The undersigned members of the Safe Food Coalition write to oppose the Food Safety and Inspection Service’s (FSIS’s) proposal to eliminate rules requiring the cleaning of hog carcasses prior to any incision, codified at 9 C.F.R. 310.11. Contaminated pork represents a serious public health burden in the United States, causing over half a million cases of foodborne illness each year. Consumers deserve better protections against harmful pathogens in pork, from government and industry alike. We acknowledge that shifting from a “command-and-control” approach to more performance-based criteria in regulations could ultimately benefit consumers. However, FSIS has failed to maintain meaningful performance-based criteria for hog slaughter. As a result, the proposed action presents an unacceptable risk of hurting consumers.
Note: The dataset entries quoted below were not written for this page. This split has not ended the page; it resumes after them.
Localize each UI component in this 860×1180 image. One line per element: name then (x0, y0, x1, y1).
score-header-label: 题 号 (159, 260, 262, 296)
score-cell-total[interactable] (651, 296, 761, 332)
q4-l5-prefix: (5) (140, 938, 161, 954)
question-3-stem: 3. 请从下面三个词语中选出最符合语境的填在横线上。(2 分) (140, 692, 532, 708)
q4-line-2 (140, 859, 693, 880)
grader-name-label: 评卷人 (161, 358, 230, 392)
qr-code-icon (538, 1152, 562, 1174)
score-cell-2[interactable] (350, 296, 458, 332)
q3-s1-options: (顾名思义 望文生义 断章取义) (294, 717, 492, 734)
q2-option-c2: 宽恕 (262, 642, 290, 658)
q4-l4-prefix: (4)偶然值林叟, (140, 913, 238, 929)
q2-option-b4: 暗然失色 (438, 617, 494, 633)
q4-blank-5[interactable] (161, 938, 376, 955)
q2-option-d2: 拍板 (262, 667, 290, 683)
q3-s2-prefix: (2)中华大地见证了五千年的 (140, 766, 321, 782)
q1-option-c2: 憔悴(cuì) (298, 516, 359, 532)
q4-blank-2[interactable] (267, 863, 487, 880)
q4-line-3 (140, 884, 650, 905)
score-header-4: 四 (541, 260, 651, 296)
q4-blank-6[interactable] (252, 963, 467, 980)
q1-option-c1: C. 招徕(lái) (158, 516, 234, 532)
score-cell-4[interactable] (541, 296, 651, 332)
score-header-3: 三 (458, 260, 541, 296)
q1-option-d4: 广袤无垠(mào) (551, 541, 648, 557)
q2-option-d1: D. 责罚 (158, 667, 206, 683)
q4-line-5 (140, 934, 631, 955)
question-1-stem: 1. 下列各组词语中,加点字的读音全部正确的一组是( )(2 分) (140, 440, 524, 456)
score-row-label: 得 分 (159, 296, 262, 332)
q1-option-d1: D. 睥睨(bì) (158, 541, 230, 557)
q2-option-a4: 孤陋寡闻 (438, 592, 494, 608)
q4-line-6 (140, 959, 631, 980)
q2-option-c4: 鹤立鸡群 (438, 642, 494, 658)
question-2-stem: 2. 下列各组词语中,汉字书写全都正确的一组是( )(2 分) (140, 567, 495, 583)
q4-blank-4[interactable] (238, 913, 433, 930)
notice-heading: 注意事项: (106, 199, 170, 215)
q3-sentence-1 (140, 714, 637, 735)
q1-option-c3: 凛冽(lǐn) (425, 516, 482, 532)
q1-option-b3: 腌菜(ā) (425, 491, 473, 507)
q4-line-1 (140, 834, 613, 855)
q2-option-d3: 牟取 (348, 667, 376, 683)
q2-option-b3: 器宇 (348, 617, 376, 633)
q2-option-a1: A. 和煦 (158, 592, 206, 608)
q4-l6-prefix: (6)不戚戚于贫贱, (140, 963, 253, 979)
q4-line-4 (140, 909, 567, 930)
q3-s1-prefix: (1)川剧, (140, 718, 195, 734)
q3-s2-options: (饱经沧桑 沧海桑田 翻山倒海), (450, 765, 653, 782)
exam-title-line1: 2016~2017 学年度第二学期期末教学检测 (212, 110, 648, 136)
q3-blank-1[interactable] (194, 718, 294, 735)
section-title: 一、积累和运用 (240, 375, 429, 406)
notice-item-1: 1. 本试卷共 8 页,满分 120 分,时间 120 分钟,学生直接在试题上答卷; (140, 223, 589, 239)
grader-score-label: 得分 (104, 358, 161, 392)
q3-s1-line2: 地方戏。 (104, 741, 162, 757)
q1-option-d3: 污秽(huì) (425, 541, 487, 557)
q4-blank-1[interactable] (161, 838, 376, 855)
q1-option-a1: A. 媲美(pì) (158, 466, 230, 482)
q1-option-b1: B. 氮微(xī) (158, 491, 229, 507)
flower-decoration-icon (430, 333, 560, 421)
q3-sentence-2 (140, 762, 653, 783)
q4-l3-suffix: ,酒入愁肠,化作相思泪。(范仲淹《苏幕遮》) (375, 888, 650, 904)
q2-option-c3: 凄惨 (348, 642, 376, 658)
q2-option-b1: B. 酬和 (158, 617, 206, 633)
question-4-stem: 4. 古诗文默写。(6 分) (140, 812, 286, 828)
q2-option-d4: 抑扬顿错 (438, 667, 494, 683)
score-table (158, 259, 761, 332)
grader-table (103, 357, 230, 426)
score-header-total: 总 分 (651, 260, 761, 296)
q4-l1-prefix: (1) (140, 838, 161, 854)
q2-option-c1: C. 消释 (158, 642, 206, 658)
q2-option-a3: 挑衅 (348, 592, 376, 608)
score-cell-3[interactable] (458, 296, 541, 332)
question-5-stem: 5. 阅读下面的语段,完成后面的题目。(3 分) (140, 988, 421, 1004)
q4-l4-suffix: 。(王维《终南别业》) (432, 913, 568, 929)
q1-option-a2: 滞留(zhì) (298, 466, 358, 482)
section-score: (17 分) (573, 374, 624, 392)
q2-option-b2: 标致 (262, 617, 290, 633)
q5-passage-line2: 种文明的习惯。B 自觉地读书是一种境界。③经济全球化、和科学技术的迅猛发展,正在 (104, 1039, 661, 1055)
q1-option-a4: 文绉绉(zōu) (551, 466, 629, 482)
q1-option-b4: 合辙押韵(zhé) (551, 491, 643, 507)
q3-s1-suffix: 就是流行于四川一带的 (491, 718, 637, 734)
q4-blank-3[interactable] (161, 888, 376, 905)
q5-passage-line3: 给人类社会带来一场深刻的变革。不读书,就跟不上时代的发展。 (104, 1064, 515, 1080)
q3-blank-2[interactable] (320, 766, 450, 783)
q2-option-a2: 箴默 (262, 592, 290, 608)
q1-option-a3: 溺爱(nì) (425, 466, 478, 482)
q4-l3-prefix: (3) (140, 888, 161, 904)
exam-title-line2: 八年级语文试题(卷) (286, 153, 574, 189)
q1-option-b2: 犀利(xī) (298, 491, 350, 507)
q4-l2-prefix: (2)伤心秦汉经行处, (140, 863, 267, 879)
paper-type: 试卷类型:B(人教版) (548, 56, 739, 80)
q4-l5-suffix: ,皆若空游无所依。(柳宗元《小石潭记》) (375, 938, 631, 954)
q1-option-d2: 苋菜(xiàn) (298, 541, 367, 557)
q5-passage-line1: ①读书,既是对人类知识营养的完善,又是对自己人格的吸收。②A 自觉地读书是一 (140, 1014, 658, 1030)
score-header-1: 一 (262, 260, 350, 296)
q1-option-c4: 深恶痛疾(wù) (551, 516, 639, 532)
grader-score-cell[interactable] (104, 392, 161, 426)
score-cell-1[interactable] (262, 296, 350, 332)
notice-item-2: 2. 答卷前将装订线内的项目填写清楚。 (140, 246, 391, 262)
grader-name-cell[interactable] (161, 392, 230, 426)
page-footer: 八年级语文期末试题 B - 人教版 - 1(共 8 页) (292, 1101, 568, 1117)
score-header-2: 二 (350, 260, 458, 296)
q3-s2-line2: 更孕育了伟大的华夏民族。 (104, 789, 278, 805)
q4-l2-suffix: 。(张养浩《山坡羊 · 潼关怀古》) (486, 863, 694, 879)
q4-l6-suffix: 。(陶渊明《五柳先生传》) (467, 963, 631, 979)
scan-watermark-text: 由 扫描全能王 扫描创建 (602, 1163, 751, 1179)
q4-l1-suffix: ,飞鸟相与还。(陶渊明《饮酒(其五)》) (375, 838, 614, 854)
Prior to making the proposed changes, FSIS should:

  • Implement meaningful Salmonella reduction performance standards for pork products;
  • Publish the identities of pork processors that fail to meet performance standards, as the agency does for poultry processors;
  • Evaluate the impact that removing carcass cleaning requirements has had on pathogen levels in plants that have received waivers from the regulation;
  • Develop a plan to evaluate the food safety impact of the proposed action across all plants.

These measures, at a minimum, are needed to support FSIS’s claim that the carcass cleaning requirements are “unnecessary,” and to ensure that the “more efficient” procedures adopted in the wake of this rulemaking do not compromise food safety.